Seemingly every other day, we read about massive cyberattacks on such mega businesses as Sony, The Home Depot, and J.P. Morgan Chase. But, cyberterrorists aren't just interested in the big fish. They're also very happy to troll for unsuspecting smaller businesses like yours and mine.

Have you done everything to minimize your firm's risk to cyberattacks? To learn more about what I could and should do for Peppercomm, I approached Steve Ellis, executive vice president and head of Wholesale Services at Wells Fargo (Note: Wells Fargo is a Peppercomm client) and Deivis Baez, our director of IT.

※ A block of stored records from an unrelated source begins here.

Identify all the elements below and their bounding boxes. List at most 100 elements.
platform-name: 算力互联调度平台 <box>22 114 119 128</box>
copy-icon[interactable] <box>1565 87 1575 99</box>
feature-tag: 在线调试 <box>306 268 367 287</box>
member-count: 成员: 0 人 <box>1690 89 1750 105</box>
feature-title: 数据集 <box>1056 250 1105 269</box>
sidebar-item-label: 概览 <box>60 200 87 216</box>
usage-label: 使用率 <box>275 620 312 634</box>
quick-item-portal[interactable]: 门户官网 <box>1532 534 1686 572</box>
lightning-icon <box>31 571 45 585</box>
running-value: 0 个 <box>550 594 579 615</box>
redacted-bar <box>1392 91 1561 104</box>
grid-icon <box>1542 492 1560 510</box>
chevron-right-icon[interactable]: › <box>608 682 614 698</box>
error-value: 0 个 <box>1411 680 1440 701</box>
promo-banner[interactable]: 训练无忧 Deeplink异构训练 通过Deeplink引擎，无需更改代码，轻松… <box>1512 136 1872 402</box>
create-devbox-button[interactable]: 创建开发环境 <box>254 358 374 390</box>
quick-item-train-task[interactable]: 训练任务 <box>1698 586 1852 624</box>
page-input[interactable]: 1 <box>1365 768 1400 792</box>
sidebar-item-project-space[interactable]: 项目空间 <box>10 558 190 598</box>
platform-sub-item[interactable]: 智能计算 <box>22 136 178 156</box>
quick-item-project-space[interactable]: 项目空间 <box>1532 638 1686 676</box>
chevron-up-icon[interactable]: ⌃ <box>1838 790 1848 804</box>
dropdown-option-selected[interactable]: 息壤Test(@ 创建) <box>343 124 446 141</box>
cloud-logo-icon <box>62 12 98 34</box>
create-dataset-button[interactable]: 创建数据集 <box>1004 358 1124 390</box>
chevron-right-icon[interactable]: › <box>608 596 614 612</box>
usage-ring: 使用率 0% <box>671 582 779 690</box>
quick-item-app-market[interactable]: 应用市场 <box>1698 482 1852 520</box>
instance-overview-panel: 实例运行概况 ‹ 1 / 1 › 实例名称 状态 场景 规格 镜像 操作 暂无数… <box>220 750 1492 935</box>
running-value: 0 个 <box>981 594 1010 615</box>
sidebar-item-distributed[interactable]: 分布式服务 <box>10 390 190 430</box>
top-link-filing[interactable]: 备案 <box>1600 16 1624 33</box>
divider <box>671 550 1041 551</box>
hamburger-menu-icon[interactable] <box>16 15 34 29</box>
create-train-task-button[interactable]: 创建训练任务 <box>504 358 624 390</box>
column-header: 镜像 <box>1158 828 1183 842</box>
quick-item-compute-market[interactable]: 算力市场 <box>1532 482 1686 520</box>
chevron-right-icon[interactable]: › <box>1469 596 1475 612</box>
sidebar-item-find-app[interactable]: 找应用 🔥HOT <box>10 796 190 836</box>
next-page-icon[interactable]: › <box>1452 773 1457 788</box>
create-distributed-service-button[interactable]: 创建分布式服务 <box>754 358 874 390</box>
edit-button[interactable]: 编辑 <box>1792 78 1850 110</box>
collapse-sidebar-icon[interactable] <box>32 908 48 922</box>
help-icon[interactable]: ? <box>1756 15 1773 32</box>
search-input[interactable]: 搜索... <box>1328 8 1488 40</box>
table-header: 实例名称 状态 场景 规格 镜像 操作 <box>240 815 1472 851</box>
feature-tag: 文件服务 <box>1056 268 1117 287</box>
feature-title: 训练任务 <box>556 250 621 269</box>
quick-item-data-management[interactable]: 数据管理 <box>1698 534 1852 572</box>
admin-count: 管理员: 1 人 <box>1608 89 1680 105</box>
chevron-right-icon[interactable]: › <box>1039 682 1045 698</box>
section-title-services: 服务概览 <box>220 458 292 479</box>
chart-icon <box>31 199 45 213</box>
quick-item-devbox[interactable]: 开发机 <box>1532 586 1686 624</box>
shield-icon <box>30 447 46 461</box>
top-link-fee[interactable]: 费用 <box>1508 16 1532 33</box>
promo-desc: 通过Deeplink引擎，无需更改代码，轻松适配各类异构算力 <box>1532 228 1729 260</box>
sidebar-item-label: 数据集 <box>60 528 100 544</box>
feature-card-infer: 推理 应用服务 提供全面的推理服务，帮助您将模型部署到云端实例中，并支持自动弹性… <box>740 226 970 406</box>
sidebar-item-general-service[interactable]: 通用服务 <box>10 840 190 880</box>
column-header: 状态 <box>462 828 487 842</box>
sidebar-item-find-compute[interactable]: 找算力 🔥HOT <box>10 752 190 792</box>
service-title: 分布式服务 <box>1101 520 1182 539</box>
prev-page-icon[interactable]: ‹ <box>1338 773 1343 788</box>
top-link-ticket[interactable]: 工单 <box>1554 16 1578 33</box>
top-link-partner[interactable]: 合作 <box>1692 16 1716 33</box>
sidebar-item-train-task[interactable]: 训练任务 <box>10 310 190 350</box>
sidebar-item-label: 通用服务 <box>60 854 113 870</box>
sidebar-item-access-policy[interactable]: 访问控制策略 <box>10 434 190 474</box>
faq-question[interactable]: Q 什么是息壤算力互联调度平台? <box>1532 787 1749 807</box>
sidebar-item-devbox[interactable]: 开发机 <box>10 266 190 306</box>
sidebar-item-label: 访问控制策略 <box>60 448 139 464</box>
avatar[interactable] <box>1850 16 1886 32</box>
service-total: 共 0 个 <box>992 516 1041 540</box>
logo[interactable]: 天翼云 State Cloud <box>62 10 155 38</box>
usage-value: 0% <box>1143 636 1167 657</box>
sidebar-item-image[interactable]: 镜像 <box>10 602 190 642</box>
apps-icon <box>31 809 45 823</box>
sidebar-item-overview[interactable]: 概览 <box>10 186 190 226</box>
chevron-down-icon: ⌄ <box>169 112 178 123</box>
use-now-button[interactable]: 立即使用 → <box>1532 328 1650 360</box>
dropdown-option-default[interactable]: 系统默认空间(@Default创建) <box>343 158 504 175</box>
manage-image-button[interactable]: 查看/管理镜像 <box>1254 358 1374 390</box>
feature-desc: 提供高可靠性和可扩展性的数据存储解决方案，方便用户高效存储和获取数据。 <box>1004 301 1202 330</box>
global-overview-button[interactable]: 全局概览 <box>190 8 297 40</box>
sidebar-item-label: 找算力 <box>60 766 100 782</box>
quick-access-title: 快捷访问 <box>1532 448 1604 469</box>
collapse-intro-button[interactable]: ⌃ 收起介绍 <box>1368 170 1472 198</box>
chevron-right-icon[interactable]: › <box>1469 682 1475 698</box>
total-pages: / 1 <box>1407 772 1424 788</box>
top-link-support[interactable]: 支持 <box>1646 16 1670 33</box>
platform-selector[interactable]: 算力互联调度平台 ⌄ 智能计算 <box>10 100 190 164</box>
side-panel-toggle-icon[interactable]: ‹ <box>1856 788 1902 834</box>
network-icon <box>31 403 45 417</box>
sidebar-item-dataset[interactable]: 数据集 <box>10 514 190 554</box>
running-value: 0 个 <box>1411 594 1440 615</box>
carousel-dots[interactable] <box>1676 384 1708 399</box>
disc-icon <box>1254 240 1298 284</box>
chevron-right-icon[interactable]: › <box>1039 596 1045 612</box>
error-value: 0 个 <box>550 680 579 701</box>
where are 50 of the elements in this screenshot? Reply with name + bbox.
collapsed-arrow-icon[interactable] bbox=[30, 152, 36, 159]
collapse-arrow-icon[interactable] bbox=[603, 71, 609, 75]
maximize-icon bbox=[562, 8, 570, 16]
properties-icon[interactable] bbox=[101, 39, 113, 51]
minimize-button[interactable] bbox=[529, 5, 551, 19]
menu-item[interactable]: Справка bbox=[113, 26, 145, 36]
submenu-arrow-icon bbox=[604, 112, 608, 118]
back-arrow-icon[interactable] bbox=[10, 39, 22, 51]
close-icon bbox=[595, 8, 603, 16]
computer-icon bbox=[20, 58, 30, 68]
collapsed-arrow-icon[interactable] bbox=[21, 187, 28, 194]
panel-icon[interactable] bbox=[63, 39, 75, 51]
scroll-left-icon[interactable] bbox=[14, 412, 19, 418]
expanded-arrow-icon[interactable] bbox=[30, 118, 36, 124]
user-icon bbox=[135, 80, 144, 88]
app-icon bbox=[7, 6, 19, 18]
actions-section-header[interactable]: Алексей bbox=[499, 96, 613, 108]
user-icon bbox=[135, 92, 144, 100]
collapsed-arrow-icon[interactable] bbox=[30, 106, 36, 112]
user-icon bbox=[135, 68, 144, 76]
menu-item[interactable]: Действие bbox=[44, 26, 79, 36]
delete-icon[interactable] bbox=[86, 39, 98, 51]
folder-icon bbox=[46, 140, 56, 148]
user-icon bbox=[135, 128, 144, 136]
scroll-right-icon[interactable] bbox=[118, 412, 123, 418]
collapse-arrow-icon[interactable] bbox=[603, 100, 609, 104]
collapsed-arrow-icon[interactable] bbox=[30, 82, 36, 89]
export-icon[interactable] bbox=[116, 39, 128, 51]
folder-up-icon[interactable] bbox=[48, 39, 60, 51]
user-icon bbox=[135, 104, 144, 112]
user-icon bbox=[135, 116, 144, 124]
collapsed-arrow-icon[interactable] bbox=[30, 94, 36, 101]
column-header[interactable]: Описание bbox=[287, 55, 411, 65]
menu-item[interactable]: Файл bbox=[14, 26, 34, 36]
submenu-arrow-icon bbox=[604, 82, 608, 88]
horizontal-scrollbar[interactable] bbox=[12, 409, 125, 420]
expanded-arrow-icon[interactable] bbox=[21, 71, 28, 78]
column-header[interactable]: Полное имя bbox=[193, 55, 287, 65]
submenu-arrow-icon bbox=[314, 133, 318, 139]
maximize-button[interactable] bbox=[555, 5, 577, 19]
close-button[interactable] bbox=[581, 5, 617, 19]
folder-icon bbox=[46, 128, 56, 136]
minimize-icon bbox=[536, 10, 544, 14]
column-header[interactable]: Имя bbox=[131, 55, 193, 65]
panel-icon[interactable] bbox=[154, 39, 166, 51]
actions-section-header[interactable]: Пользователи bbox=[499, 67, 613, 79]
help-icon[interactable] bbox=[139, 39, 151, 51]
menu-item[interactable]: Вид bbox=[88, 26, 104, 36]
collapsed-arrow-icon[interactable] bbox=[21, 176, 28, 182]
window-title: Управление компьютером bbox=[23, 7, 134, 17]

Ellis provided some personal tips along with a warning of a new kind of fraud, while Baez shared some common IT exposures that small business owners should know about.

Here are Ellis's tips:

1.) Separate personal and business. Consider using a separate computer from your personal one for business use. And with that computer, only use it for business purposes. Never surf the Internet or read personal emails.

2.) Only open what you trust. Do not click on links in emails and be careful where you surf online. I only click on links sent to me by people I know and trust. And on my work PC, I don't even click on links from my parents! I forward their emails to my personal email and open them on one of my personal devices.

3.) Stay up-to-date. Make sure that you educate yourself on different types of social engineering because many times it can lead to attempted fraud. In fact, there is a new type of fraud called 'imposter fraud' where bad guys get into a company's business communications, usually email, impersonate a trusted executive and then instruct accounts payable to transfer money to a fraudulent bank account. The scale of the losses from imposter fraud can be eye watering.

And here are Baez's:

4.) A Wi-Fi connection could undermine your entire network. Baez related the story of a physician who was allowing patients to access Wi-Fi while they waited to see him. The Wi-Fi network was using the same infrastructure as his office's PC. The doctor didn't realize that any one of those patients could easily tap into his network, access other patients' files and insurance information, and just plain wreak havoc. Baez suggests instead setting up your Wi-Fi access through an inexpensive Internet line separate from your company network.

5.) Network users are often a company's weakest link. Most of us use passwords that are a combination of simple words or personal information. It only takes seconds for today's mobile processors to crack the code. Add to that the countless employees who write their corporate passwords on laptops and mobile devices that can be easily stolen or simply lost. If your organization's data security is vital, Baez suggests investing in 2Factor authentication which open-source software has made affordable to many an entrepreneur.

6.) Don't use the same password for your various online accounts. Change them regularly on Twitter and LinkedIn, as well as your personal accounts. Baez cited the tale of Palo Alto developer Naoki Hiroshima whose prized, single-digit Twitter account was hacked and his entire business life brought to a screeching halt. Baez recommends investing in password managers such as 1Password or Last Pass. They'll assure that extra degree of security.

There's a reason why cyberattacks have become a major risk for companies of all sizes. The right criminal using the right approach could put a very serious hit on your company's image, reputation and bottom line. And just like a physical crisis, the time to test a cybercrisis plan isn't after the event's occurred.